Altair MotionSolve™

マルチボディシステムシミュレーション

新機能

MotionSolve / MotionView 2019.0は、エンジニアリング、数学、およびコンピューターサイエンスを総動員し、あらゆる面で機能強化されていますが、それらは下記の5つのカテゴリに分類できます。それら全てが、コンピューターを駆使することで、より良い製品を、より低コストかつ少ないリスクで設計できるよう意図されています。

 

システム最適化ソリューション

我々の目標は、マルチボディシステムの性能を自動的に改善(すなわち最適化)する機能をユーザーに提供することにより、従来の手作業による反復アプローチに比べ、時間と労力を大幅に節減できるようにすることでした。新しいOptimization Wizardを使用すると、最適化のセットアップと実行が簡単かつ直感的に行えます。ウィザードに従い、設計変数、応答、目的関数および制約条件を入力し、あとは、解析を実行し、結果を確認して比較するだけです。

 

勾配法ベースの最適化手法(SLSQP)が用いられ、感度は解析的に計算されるため、特定の種類の問題に対して他の方法よりもはるかに速く解が求められます。

 

 

 

耐久性および乗り心地に対するソリューション

ここでの目標は、エンジニアが車両を開発する際に、コンポーネントの疲労寿命を決定できるように支援すること、ならびにドライバーの快適性を改善できるように支援することでした。
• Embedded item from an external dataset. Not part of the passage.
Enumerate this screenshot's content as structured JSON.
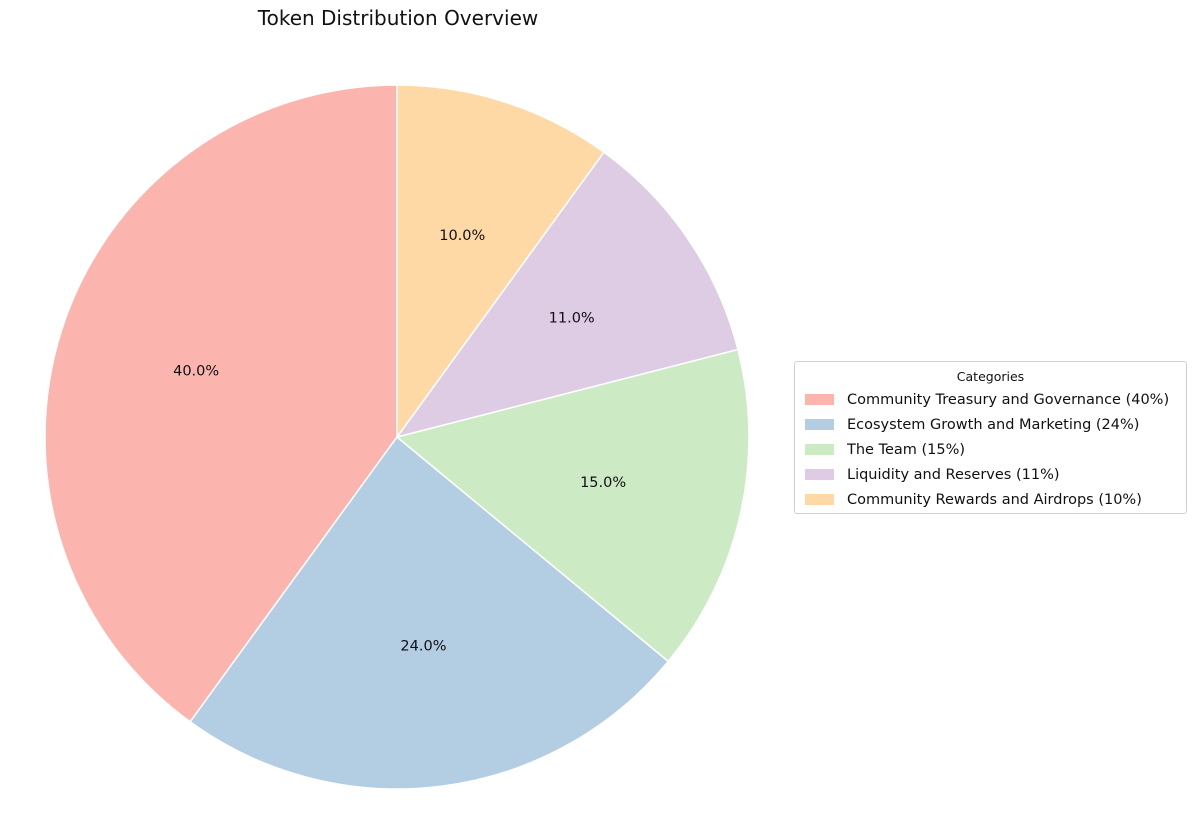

車両に特有のシミュレーションイベントが追加または改良され、室内試験(Nポスト加振機など)や試験コースで実施される標準的な実車試験を適切に模擬できるようになりました。また、走行荷重を疲労解析や乗り心地解析の入力として使用できるようになりました。他にも、今回のリリースでは、新たに開発された悪路走行に適した耐久評価用タイヤモデルを無償で提供しています。このタイヤモデルにはHans Pacejkaによる著名な書籍「Tire and Vehicle Dynamics(3rd edition)」に記述されている、楕円カム接触法が採用されています。

 

 

一般機械類のソリューション

ここでの目標は、複雑なシステムであっても、より簡単に構築しシミュレーションできるように支援することでした。この目標に向けて、ケーブル、プーリー、ウインチ、線形アクチュエーター、ストラット、ロッド、ギア、カムなど、上位レベルのモデリング要素からなるライブラリが追加されました。その結果、これらの要素のパーツ、マーカー、ジョイントをユーザーが個別に定義する必要がなくなりました。

 

ジョイントの汎用性が向上し、摩擦、コンプライアンス、リミット、クリアランスや“ガタ”を追加することで、さらにリアルなモデルを作成できるようになりました。また、定常および非定常の両方の動作条件に対して、空力荷重の定義と適用がさらに容易になりました。最後に、広範囲のコンポーネント荷重をエクスポートする操作がより簡単になりました。それらを有限要素モデルにインポートして(例えばHyperMeshを経由して)、荷重の時刻歴を用いた動的解析やイナーシャリリーフ(慣性リリーフ)による静的解析が行えます。

 

 

 

システム設計ソリューション

MotionSolveとMotionViewのマルチボディモデリングとシミュレーションの技術の多くは、Inspire Motionにも組み込まれており、3D CADジオメトリと密接に関係したシステム設計が可能です。この分野の機能強化は、ライトユーザーでもマルチボディモデルを構築して、機械システムがどのような挙動を示すのか理解できるよう支援するという、我々の継続的な目標に関係しています。すなわち、Altair Inspire™の3D CADから開始し、アセンブリモデルを簡単に構築、解析、改善できるようにすることであり、さらに、アセンブリ内の1つまたは複数のコンポーネントのトポロジー最適化もできるようすることです。

 

このリリースの具体的な機能強化には、ジオメトリベースの自動接触、ジョイント摩擦、カプラーなどがあります。

 

 

 

一般的なモデリング機能の強化

このリリースのその他の強化点の多くは、特に車両のシミュレーションにおいて、モデルをさらに迅速に組み立てて解析し、その挙動を評価できるようにすることを目的にしています。これらは、既存データをさらに効率的に再利用および可視化できるようにすることで達成されます。例えば、Excelデータのエクスポート、インポート機能、Leaf Spring Builderによる新しい種類の板バネ、予荷重、および標準試験手順のサポート、タイヤモーフィングを行う機能(新しいタイヤ特性ファイルの生成によるもの)、ならびに、新しいModel Topology Viewerの使用です。